Ülkemiz deprem bölgesinde. Tabi ki Eskişehir de öyle, depremlere karşı yapılan çalışmaları nasıl değerlendiriyorsunuz? Eskişehir depreme hazırlık mı?
Ülkemiz 1999 depreminden sonra ciddi oranda depreme karşı hazırlık çalışmaları başlatmıştır. Gerek yapı denetim gerekse belediye kontrolleri olsun inşa edilecek binalarda uygulanan standartlar geliştirilmiştir. Eskişehir de bu konuda ciddi bir yol kaydetmiştir. Şehrimizde halkı bilinçlendirme- depreme karşı alınacak önlemler adı altında birçok seminer ve sunumlar yapılmıştır. Valilik-AFAD-belediyeler-üniversiteler ve meslek odaları şehrimizde ortak çalışmalar yaparak şehrin depremde yol haritasını çizmek için çalışmalar gerçekleştirmiştir.
Fakat tüm bu yapılan çalışmalara rağmen Eskişehir depreme henüz tam olarak hazır diyemeyiz. Birçok eski ve riskli binalar kentsel dönüşüm adı altında yıkılarak yerlerine yenileri inşa edilmekte. Bu yeterli mi? Hayır. Hatta bu dönüşüm işleri maalesef amacı dışında kimi yerlerde ranta dönüştü. İmar barışı adı altında birçok kanuna aykırı binalarda af kanunundan yararlanarak gerekli izinler alındı. Bunda da büyük hatalar yapıldı. Şehrimizde hali hazırda yıkılmayı bekleyen birçok eski yapı bulunmakta. Bunların kimi boş devlet daireleri, kimisi de yapı ömrünü tamamlamış dönüşüm aşamasındaki yapılar. Riski binaların bir an evvel dönüşüm yoluyla sağlıklı bir şekilde inşa edilerek yenilenmesi gerekmektedir.

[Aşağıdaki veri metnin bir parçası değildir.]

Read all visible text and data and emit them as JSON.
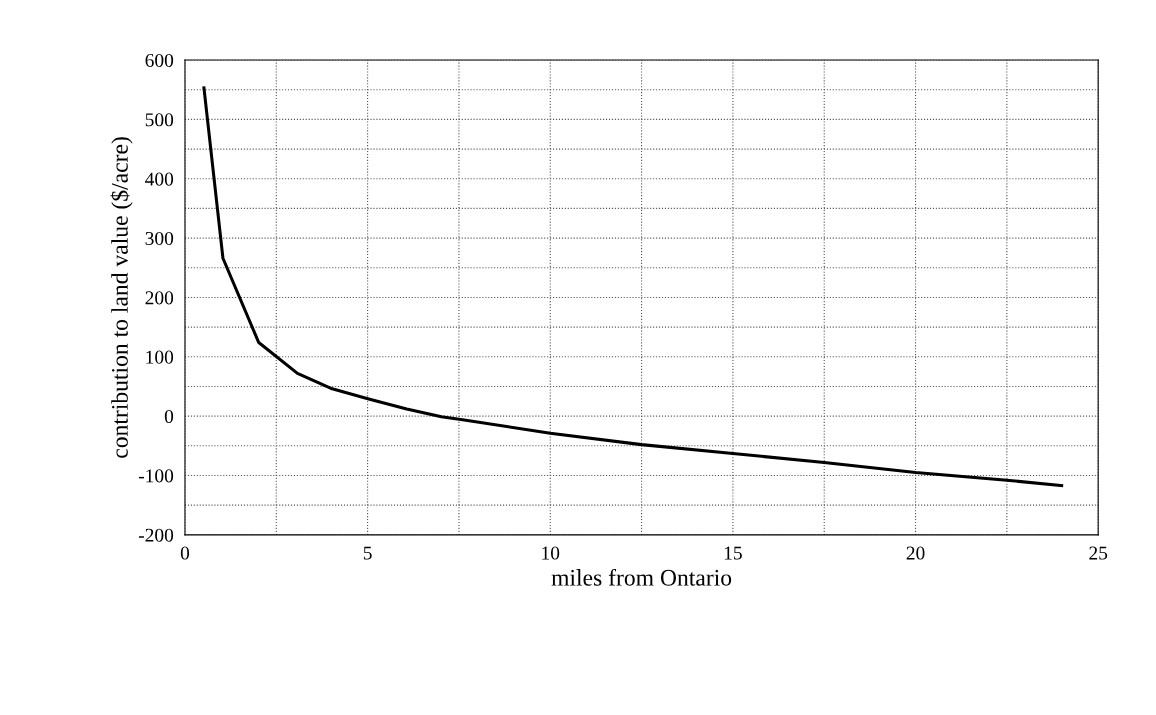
{
  "chart_data": {
    "type": "line",
    "xlabel": "miles from Ontario",
    "ylabel": "contribution to land value ($/acre)",
    "x": [
      0.52,
      1.04,
      2.02,
      3.08,
      4.03,
      5.03,
      6.07,
      7.02,
      7.6,
      10.0,
      12.5,
      15.0,
      17.5,
      20.0,
      22.5,
      24.0
    ],
    "series": [
      {
        "color": "#000000",
        "values": [
          553,
          266,
          124,
          72,
          46,
          29,
          12,
          -1,
          -6,
          -29,
          -48,
          -63,
          -78,
          -95,
          -108,
          -117
        ]
      }
    ],
    "xlim": [
      0,
      25
    ],
    "xticks": [
      0,
      {
        "value": 2.5,
        "label": null
      },
      5,
      {
        "value": 7.5,
        "label": null
      },
      10,
      {
        "value": 12.5,
        "label": null
      },
      15,
      {
        "value": 17.5,
        "label": null
      },
      20,
      {
        "value": 22.5,
        "label": null
      },
      25
    ],
    "ylim": [
      -200,
      600
    ],
    "yticks": [
      -200,
      {
        "value": -150,
        "label": null
      },
      -100,
      {
        "value": -50,
        "label": null
      },
      0,
      {
        "value": 50,
        "label": null
      },
      100,
      {
        "value": 150,
        "label": null
      },
      200,
      {
        "value": 250,
        "label": null
      },
      300,
      {
        "value": 350,
        "label": null
      },
      400,
      {
        "value": 450,
        "label": null
      },
      500,
      {
        "value": 550,
        "label": null
      },
      600
    ],
    "grid": true,
    "marker": "none",
    "line_style": "solid"
  }
}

Yeni yapılacak binalar için yapılan zemin etüt çalışmalarında ciddi bir gelişme kaydedilse de personel eksikliği, denetim eksikliği ve ekonomik koşullara bağlı olarak çalışma eksikliği halen devam etmekte. Aynı durum yeni imara açılacak olan alanlar için yapılan çalışmalarda da mevcut.